J.J. Fitzgibbon

Personal information
- Born: James Joseph Fitzgibbon 16 April 1920, Waterford, Ireland
- Died: 22 May 1994 (aged 74), Dublin, Ireland

Sport
- Country: Ireland
- Sport: Badminton

= J.J. Fitzgibbon (badminton) =

Irish badminton and tennis player (1920–1994)

J.J. (Jim) Fitzgibbon was an Irish badminton player, tennis player and businessman. With Frank Peard he won nine Irish National Badminton Championships titles in men's doubles between 1948 and 1961, as well as a men's singles title and two mixed doubles titles. He later opened a sports shop in South Anne Street, Dublin.

==Early life==
James Joseph Fitzgibbon was born in Waterford in April 1920 to David Fitzgibbon, a draper's shop assistant, and his wife Mary (née Martin). He was the youngest of four children. In 1947, he married Mary Nichols.

==Sporting career==
Fitzgibbon achieved recognition in Badminton circles through his strong doubles performances with Frank Peard. This led them to dominating the Irish men's doubles titles for most of the 1950's and they enjoyed a resurgence in the early 1960's. Though not as successful in singles and mixed doubles, he won a singles title in 1948 and two mixed titles with Barbara J. Good in 1948 and 1953.

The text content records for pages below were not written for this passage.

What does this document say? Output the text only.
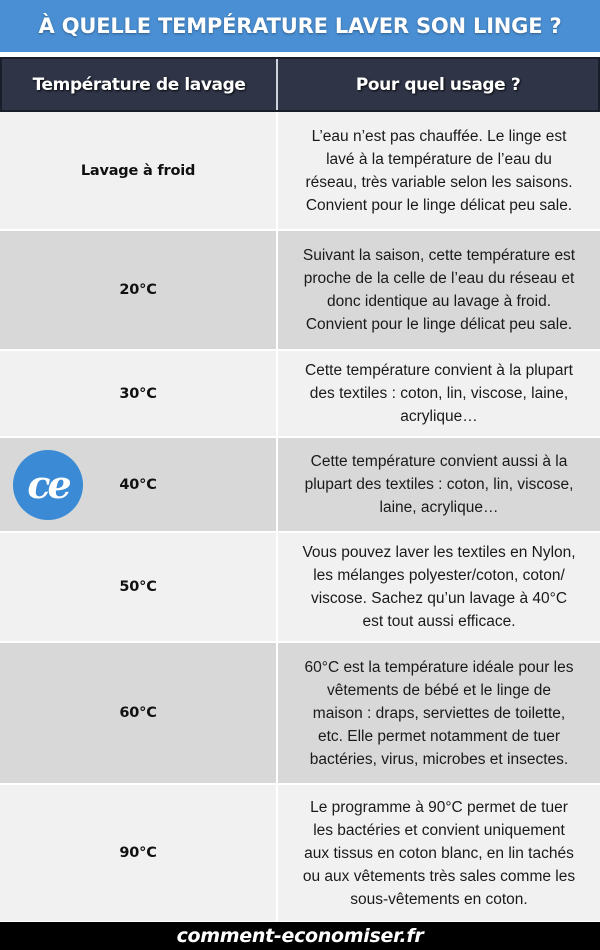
À QUELLE TEMPÉRATURE LAVER SON LINGE ?
Température de lavage	Pour quel usage ?
Lavage à froid
L’eau n’est pas chauffée. Le linge est
lavé à la température de l’eau du
réseau, très variable selon les saisons.
Convient pour le linge délicat peu sale.
20°C
Suivant la saison, cette température est
proche de la celle de l’eau du réseau et
donc identique au lavage à froid.
Convient pour le linge délicat peu sale.
30°C
Cette température convient à la plupart
des textiles : coton, lin, viscose, laine,
acrylique…
ce	40°C
Cette température convient aussi à la
plupart des textiles : coton, lin, viscose,
laine, acrylique…
50°C
Vous pouvez laver les textiles en Nylon,
les mélanges polyester/coton, coton/
viscose. Sachez qu’un lavage à 40°C
est tout aussi efficace.
60°C
60°C est la température idéale pour les
vêtements de bébé et le linge de
maison : draps, serviettes de toilette,
etc. Elle permet notamment de tuer
bactéries, virus, microbes et insectes.
90°C
Le programme à 90°C permet de tuer
les bactéries et convient uniquement
aux tissus en coton blanc, en lin tachés
ou aux vêtements très sales comme les
sous-vêtements en coton.
comment-economiser.fr
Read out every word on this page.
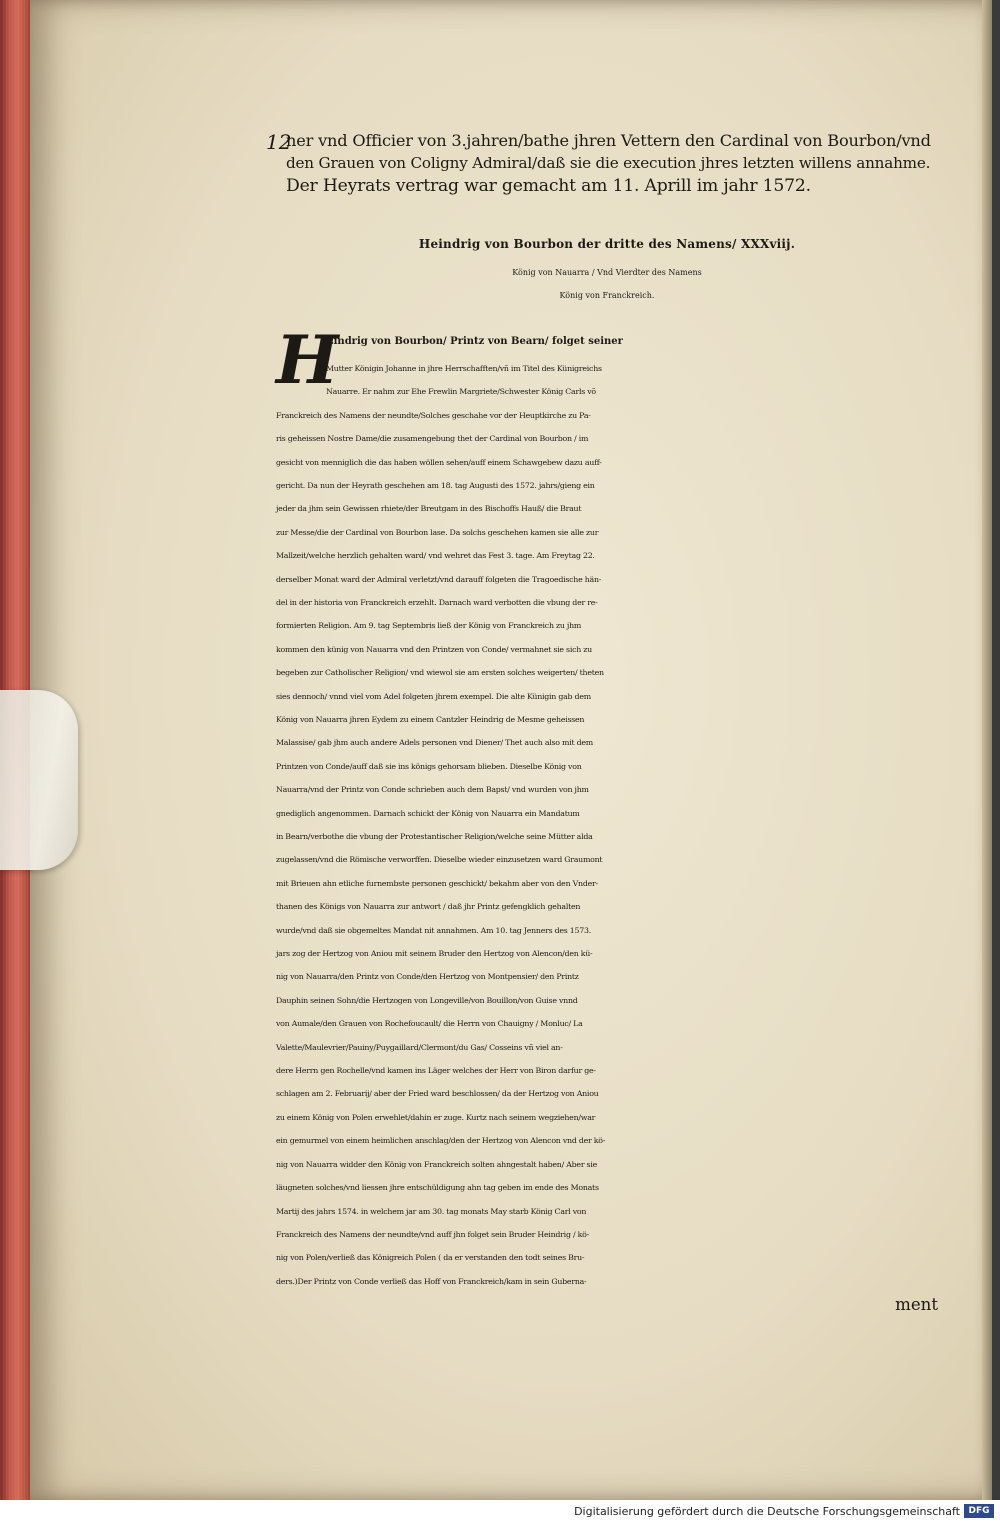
12
ner vnd Officier von 3.jahren/bathe jhren Vettern den Cardinal von Bourbon/vnd
den Grauen von Coligny Admiral/daß sie die execution jhres letzten willens annahme.
Der Heyrats vertrag war gemacht am 11. Aprill im jahr 1572.
Heindrig von Bourbon der dritte des Namens/ XXXviij.
König von Nauarra / Vnd Vierdter des Namens
König von Franckreich.
H
Eindrig von Bourbon/ Printz von Bearn/ folget seiner
Mutter Königin Johanne in jhre Herrschafften/vñ im Titel des Künigreichs
Nauarre. Er nahm zur Ehe Frewlin Margriete/Schwester König Carls võ
Franckreich des Namens der neundte/Solches geschahe vor der Heuptkirche zu Pa-
ris geheissen Nostre Dame/die zusamengebung thet der Cardinal von Bourbon / im
gesicht von menniglich die das haben wöllen sehen/auff einem Schawgebew dazu auff-
gericht. Da nun der Heyrath geschehen am 18. tag Augusti des 1572. jahrs/gieng ein
jeder da jhm sein Gewissen rhiete/der Breutgam in des Bischoffs Hauß/ die Braut
zur Messe/die der Cardinal von Bourbon lase. Da solchs geschehen kamen sie alle zur
Mallzeit/welche herzlich gehalten ward/ vnd wehret das Fest 3. tage. Am Freytag 22.
derselber Monat ward der Admiral verletzt/vnd darauff folgeten die Tragoedische hän-
del in der historia von Franckreich erzehlt. Darnach ward verbotten die vbung der re-
formierten Religion. Am 9. tag Septembris ließ der König von Franckreich zu jhm
kommen den künig von Nauarra vnd den Printzen von Conde/ vermahnet sie sich zu
begeben zur Catholischer Religion/ vnd wiewol sie am ersten solches weigerten/ theten
sies dennoch/ vnnd viel vom Adel folgeten jhrem exempel. Die alte Künigin gab dem
König von Nauarra jhren Eydem zu einem Cantzler Heindrig de Mesme geheissen
Malassise/ gab jhm auch andere Adels personen vnd Diener/ Thet auch also mit dem
Printzen von Conde/auff daß sie ins königs gehorsam blieben. Dieselbe König von
Nauarra/vnd der Printz von Conde schrieben auch dem Bapst/ vnd wurden von jhm
gnediglich angenommen. Darnach schickt der König von Nauarra ein Mandatum
in Bearn/verbothe die vbung der Protestantischer Religion/welche seine Mütter alda
zugelassen/vnd die Römische verworffen. Dieselbe wieder einzusetzen ward Graumont
mit Brieuen ahn etliche furnembste personen geschickt/ bekahm aber von den Vnder-
thanen des Königs von Nauarra zur antwort / daß jhr Printz gefengklich gehalten
wurde/vnd daß sie obgemeltes Mandat nit annahmen. Am 10. tag Jenners des 1573.
jars zog der Hertzog von Aniou mit seinem Bruder den Hertzog von Alencon/den kü-
nig von Nauarra/den Printz von Conde/den Hertzog von Montpensier/ den Printz
Dauphin seinen Sohn/die Hertzogen von Longeville/von Bouillon/von Guise vnnd
von Aumale/den Grauen von Rochefoucault/ die Herrn von Chauigny / Monluc/ La
Valette/Maulevrier/Pauiny/Puygaillard/Clermont/du Gas/ Cosseins vñ viel an-
dere Herrn gen Rochelle/vnd kamen ins Läger welches der Herr von Biron darfur ge-
schlagen am 2. Februarij/ aber der Fried ward beschlossen/ da der Hertzog von Aniou
zu einem König von Polen erwehlet/dahin er zuge. Kurtz nach seinem wegziehen/war
ein gemurmel von einem heimlichen anschlag/den der Hertzog von Alencon vnd der kö-
nig von Nauarra widder den König von Franckreich solten ahngestalt haben/ Aber sie
läugneten solches/vnd liessen jhre entschüldigung ahn tag geben im ende des Monats
Martij des jahrs 1574. in welchem jar am 30. tag monats May starb König Carl von
Franckreich des Namens der neundte/vnd auff jhn folget sein Bruder Heindrig / kö-
nig von Polen/verließ das Königreich Polen ( da er verstanden den todt seines Bru-
ders.)Der Printz von Conde verließ das Hoff von Franckreich/kam in sein Guberna-
ment
Digitalisierung gefördert durch die Deutsche Forschungsgemeinschaft DFG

Fitzgibbon, again partnering with Peard, reached the semifinals of the Men's doubles at the 1952 All England Badminton Championships. He also competed in the men's singles in 1951 and 1952, exiting in the first round both times.

For many years, he was the non playing captain of Ireland's Davis Cup team.

==Later life==
In 1984, RTÉ news reported that Fitzgibbon's sports shop in Dublin was selling imported hacky sacks, then the latest craze. Fitzgibbon was a close friend of George Redmond.

Fitzgibbon was a member of the All England club, a member of Fitzwilliam Lawn Tennis Club and remained active playing veterans tennis in his later years. He died in St Vincent's Hospital, Dublin in May 1994, and was survived by his wife Mary, his son Ken (who was an Irish Junior Tennis Champion) and his brother Pat.